Pope Francis made a stir Wednesday when a documentary was released in which he proposes that civil unions could help homosexual persons procure mutual benefits from the state.
“What we have to create is a civil union law. That way they are legally covered,” the pope said in the film. “I stood up for that.”
Catholic teaching, however, expressly condemns civil unions and forbids Catholics from endorsing them.
A Vatican document from 2003, signed by then-Cardinal Joseph Ratzinger and expressly approved by Saint John Paul II, prohibited Catholics — especially Catholic politicians — from supporting civil unions for gays.
“Those who would move from tolerance to the legitimization of specific rights for cohabiting homosexual persons need to be reminded that the approval or legalization of evil is something far different from the toleration of evil,” the text states.
The text lays out a series of arguments as to why Catholics can never support legislation conferring legitimacy on homosexual couples as civil unions.

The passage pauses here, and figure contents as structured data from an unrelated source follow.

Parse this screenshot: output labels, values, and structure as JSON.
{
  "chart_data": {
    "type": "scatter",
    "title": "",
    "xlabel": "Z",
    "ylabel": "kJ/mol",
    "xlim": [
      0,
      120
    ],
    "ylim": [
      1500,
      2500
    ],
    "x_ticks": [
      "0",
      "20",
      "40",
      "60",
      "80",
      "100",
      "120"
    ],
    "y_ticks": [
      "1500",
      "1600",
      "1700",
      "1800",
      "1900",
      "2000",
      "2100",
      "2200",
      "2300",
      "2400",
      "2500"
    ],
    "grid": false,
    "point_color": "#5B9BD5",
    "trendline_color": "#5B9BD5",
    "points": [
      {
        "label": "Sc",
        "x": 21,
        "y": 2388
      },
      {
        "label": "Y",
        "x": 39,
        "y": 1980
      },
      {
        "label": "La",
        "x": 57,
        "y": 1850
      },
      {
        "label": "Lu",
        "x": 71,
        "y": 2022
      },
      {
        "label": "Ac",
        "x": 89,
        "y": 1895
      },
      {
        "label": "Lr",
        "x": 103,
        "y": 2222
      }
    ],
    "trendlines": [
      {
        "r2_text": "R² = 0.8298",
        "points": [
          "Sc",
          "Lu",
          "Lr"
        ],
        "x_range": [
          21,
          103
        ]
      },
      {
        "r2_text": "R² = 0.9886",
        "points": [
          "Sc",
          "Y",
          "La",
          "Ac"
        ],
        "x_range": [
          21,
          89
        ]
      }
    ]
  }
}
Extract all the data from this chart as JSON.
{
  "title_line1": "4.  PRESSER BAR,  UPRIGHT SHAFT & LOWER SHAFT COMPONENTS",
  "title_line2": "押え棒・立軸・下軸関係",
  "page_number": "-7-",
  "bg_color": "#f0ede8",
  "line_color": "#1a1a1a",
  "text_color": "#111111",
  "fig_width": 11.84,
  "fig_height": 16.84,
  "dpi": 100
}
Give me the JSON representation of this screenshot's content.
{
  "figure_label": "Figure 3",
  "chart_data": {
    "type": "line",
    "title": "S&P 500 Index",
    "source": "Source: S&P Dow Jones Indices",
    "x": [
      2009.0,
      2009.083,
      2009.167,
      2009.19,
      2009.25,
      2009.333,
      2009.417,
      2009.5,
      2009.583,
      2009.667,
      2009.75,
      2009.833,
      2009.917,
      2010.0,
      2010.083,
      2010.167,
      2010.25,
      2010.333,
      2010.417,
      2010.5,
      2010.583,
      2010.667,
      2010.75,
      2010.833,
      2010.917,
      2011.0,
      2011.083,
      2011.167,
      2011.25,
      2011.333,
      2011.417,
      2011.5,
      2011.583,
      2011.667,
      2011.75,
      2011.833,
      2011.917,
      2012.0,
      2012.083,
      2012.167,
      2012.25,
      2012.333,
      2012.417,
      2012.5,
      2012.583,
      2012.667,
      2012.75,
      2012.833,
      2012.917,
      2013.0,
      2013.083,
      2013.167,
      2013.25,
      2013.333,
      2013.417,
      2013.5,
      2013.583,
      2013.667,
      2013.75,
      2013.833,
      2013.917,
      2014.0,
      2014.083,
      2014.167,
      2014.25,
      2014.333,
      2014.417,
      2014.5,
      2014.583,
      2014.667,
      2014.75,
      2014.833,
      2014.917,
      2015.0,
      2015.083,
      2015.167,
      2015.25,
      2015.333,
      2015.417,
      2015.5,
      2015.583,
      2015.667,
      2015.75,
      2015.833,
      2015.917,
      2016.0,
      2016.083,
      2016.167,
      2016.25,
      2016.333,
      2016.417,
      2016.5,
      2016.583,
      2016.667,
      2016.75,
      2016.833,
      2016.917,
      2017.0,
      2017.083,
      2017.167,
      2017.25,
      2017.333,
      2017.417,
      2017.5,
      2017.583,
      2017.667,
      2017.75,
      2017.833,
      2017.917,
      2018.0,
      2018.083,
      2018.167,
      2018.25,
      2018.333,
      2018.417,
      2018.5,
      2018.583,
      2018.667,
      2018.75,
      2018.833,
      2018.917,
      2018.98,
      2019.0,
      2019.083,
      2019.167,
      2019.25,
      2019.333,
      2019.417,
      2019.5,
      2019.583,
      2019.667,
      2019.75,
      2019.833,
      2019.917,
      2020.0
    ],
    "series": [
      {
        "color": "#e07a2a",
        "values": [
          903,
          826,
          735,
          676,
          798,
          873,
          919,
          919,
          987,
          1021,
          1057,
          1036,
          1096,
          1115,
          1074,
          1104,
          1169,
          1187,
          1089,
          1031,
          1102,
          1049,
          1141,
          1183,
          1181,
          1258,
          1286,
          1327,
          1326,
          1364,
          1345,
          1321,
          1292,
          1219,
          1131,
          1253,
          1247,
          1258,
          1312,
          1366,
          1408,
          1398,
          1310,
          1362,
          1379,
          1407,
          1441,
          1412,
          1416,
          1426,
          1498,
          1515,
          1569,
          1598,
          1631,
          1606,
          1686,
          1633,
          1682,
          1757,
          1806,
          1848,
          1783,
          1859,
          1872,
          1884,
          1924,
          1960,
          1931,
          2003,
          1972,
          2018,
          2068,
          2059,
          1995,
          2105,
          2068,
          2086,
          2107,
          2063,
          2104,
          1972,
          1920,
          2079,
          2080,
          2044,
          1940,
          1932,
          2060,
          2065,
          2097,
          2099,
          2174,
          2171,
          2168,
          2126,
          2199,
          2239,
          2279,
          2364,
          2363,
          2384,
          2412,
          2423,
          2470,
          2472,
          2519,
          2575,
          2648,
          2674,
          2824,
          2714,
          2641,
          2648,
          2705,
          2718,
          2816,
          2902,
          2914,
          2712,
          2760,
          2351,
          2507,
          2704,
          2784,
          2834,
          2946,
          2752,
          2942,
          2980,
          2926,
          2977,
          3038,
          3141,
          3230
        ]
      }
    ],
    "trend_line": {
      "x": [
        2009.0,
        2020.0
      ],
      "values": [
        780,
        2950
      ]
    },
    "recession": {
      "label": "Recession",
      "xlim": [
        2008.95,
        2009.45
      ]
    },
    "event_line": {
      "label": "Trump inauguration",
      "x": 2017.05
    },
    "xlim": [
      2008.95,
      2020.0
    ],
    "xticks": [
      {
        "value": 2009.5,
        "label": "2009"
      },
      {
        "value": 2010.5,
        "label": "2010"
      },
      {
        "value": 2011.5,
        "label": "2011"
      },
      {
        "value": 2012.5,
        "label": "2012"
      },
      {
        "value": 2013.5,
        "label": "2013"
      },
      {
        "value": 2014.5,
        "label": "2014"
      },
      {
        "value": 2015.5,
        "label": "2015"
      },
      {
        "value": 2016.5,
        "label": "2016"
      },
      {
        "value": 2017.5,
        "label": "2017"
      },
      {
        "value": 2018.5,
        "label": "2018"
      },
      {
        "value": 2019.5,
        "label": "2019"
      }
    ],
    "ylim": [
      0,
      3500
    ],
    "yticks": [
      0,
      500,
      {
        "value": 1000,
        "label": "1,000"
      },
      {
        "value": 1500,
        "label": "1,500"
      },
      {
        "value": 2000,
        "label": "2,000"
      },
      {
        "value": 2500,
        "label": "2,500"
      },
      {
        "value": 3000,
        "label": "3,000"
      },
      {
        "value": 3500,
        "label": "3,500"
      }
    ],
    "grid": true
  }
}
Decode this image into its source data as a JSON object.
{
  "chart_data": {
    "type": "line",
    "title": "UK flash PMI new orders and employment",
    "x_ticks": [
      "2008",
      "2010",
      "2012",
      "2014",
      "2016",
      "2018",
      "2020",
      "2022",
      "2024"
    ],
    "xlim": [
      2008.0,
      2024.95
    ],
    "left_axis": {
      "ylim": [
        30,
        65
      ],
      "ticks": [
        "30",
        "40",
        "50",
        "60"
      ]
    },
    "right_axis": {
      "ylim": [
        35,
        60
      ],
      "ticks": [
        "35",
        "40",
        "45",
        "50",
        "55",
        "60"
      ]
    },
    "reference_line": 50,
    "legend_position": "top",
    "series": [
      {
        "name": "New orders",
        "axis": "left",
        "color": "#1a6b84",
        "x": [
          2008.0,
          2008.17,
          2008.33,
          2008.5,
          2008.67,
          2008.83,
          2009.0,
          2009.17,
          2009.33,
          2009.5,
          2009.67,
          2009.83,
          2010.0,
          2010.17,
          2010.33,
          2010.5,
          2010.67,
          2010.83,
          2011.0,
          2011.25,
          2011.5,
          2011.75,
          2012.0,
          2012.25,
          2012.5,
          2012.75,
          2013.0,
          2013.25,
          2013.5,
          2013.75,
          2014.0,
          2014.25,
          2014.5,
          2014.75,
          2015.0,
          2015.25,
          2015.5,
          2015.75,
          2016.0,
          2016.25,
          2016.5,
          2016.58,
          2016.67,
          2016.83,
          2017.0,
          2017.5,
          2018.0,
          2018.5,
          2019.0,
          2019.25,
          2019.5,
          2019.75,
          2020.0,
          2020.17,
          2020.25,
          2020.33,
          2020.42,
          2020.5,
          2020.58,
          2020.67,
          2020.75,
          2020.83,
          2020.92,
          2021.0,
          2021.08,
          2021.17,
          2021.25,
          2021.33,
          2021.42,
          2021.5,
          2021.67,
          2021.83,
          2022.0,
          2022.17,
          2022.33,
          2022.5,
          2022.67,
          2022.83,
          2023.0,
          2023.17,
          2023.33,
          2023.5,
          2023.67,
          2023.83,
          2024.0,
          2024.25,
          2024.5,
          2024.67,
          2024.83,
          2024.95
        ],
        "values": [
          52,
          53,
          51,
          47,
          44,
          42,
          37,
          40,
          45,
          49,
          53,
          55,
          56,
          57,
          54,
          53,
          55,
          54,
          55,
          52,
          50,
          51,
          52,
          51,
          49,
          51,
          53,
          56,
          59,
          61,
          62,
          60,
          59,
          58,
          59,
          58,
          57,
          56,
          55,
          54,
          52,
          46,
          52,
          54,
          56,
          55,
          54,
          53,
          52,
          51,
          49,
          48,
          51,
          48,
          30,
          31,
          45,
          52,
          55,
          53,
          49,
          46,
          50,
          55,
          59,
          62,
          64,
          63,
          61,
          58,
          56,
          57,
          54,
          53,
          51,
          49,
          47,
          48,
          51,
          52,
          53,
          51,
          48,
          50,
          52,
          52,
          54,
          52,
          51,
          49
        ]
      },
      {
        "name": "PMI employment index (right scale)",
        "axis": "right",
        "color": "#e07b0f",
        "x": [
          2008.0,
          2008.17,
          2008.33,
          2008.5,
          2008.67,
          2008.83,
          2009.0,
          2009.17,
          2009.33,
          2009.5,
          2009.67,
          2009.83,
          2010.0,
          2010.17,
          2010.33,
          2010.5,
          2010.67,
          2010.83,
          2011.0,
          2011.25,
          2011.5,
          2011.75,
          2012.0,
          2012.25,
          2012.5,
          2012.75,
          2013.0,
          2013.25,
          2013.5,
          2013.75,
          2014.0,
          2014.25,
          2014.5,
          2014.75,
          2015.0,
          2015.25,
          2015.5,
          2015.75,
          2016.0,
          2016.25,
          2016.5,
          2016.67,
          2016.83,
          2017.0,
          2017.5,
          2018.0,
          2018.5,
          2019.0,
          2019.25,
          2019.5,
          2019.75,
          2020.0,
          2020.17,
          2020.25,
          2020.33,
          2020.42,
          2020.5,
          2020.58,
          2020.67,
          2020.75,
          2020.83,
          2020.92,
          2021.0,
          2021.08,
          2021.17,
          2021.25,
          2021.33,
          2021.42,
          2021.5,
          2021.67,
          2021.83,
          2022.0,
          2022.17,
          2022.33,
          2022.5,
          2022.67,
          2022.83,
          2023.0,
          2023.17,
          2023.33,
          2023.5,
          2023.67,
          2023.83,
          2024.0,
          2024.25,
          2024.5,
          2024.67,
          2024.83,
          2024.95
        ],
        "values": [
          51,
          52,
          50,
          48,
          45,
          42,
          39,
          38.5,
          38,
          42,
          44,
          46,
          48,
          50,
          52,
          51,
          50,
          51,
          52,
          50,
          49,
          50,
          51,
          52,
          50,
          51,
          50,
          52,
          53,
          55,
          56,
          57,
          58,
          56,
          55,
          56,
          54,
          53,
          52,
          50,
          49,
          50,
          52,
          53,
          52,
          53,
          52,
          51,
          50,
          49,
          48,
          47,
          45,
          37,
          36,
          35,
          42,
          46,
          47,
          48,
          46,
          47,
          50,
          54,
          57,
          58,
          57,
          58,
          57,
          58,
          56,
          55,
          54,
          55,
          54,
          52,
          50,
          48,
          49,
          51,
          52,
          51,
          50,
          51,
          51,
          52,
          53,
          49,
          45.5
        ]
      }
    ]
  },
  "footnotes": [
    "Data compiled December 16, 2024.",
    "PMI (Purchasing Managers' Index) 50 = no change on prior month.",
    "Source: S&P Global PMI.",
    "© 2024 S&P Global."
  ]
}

“Laws in favour of homosexual unions are contrary to right reason because they confer legal guarantees, analogous to those granted to marriage, to unions between persons of the same sex,” the document declares. “Given the values at stake in this question, the State could not grant legal standing to such unions without failing in its duty to promote and defend marriage as an institution essential to the common good.”
Pope Francis himself has vigorously opposed gay marriage, insisting on the right of every child “to grow up in a family with a father and a mother,” and that man-woman complementarity “is the basis of marriage and the family.”
In June 2010, then-Cardinal Bergoglio wrote that a proposed Argentinian law that would recognize same-sex marriage would “gravely wound the family.”
Behind this project, he asserted, was “the envy of the devil, by which sin entered into the world, as he cunningly seeks to destroy the image of God: man and woman.”
“Let’s not be naïve,” the future pope wrote, “this is not just a political struggle; it is an attempt to destroy God’s plan. It is not merely a bill–this is only the instrument–but a move by the father of lies who seeks to confuse and deceive the children of God.”